Yet another local election has taken place in which few people bothered to vote. Low turnouts and local elections have become commonplace. Which is hardly surprising when you think how little real responsibility is left with local councils.
Most secondary schools are now academies so local councils don't look after much of our children's education. For decades councils haven't been able to build council homes with any confidence that they won't be forced to sell the home off on the cheap before they have paid back the money they borrowed against it. So they've got fewer and fewer council homes. More recently they have lost most control over planning with a national assumption being brought in that the developer is right and the citizen wrong (dressed up, of course, as a presumption in favour of sustainable development). They have almost no meaningful funding left to do anything to attract industry or commerce to their locality. Just about all they have left is bins, parks and care. The budget for the last of these is so strapped for cash that it is a wonder the service functions at all. Top all that with decades of staff losses and it doesn't make for an inspiring service. Adding elected mayors to the mix simply amounts to yet another top down re-organisation and an extra level of bureaucracy. Not most people's idea of what local government needs.
Contrast this with what was achieved by local government in the days when it had real power. Joseph Chamberlin for the Conservatives made a huge contribution to developing Birmingham and introduced the whole idea of simple practical common sense Conservatism. He is one of the main inventors of one nation politics based on the simple principle that most people want their locality to do well. It was an idea that got him elected again and again. Because he was actually able to do something to build up a great city.
Labour did much the same thing for many cities in the north with a lot more consideration for the needs of ordinary working people. They had a whole series of excellent dedicated local councillors who devoted their entire lives to this kind of small deeds politics. Actually that is wrong. People like Ada Salter (see the excellent biography by Graham Taylor) didn't do small deeds. They did significant and very important deeds locally. Providing people with better homes, better parks, better health and a better environment isn't a small thing. It is politics at its best. The reason the Labour Party got trusted by so many voters was this army of selfless people doing simple things well on behalf of local people.
The number of people from any political party prepared to do that sort of work these days is desperately thin. So is the scope and the authority of local government. Every meaningful decision seems to have been brought under the national government in Westminster or - and let's be honest about this - occasionally the EU. Small reason then that many people used the Brexit vote to express the view that their own particular community had been neglected and forgotten and they felt powerless locally.
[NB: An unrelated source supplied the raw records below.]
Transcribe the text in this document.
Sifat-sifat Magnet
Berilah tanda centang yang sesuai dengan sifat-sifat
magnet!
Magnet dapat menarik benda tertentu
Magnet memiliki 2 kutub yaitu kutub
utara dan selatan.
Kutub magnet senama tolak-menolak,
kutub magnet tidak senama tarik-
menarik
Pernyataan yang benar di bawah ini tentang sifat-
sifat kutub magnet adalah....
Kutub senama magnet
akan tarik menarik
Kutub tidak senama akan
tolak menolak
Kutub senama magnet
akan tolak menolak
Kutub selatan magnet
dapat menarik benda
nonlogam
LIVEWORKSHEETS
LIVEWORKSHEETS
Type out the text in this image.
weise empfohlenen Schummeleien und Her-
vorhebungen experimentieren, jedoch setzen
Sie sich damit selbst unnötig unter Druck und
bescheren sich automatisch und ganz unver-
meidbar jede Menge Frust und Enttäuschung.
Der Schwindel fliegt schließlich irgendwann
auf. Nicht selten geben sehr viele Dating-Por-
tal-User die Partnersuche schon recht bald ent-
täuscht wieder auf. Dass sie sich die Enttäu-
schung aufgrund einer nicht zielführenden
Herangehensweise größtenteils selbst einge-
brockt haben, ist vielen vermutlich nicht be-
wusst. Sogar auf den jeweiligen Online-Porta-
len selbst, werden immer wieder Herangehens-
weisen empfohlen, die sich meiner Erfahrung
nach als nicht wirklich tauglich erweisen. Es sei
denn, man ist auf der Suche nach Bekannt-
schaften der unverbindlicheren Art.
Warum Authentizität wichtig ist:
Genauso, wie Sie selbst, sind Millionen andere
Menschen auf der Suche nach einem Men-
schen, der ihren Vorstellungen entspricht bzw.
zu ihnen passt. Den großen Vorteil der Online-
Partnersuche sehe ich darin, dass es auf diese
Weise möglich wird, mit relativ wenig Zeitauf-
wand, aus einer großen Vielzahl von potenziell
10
For the avoidance of doubt this does not mean that I think gambling with our economy or with European political stability is the right way of dealing with this problem. I still think Brexit will prove a serious mistake and we must be given a chance to look hard at the final deal and decide on the basis of reality not promises. I also think massively more of the centralisation blame lies with Westminster than Brussels.
But I do think we all need to appreciate the importance of returning power to the local level whenever possible. It is madness that a decision made by a local planning committee can be over ridden by a decision made by a national body that local people have no control over. It is crazy to squander the power of local pride and take decisions and funding for local economic development away from local councils. (Even crazier when the development bodies that you put in place to replace them are constantly re-organised so that almost no one can remember whether it is Yorkshire Forward, the Leeds Local Enterprise Partnership or a mayor who controls the budget and makes the decisions this year).
We need our pride back in local communities. Restoring genuine power and control to local authorities should be the first step in that equation.
I say that regardless of the result today in the local council seat where I stood. Whatever party is controlling the council people have a right to expect that the local authority is responsible for a wide range of local services and can be kicked out of office when they don't run them very well. Decades of neglect of local government by politicians from all major parties needs to be reversed and reversed quickly.
Otherwise we can hardly blame people if they become cynical about politics and think no one that they know personally stands any chance of changing things on the ground.
Late extra: 45% of people voted in my constituency of Aire Valley with Lothersdale and I managed to win a Conservative seat for the Green Party on a night when they lost very very few seats anywhere in the country. Gives me a chance to put some of this theory into a tiny bit of practice!!!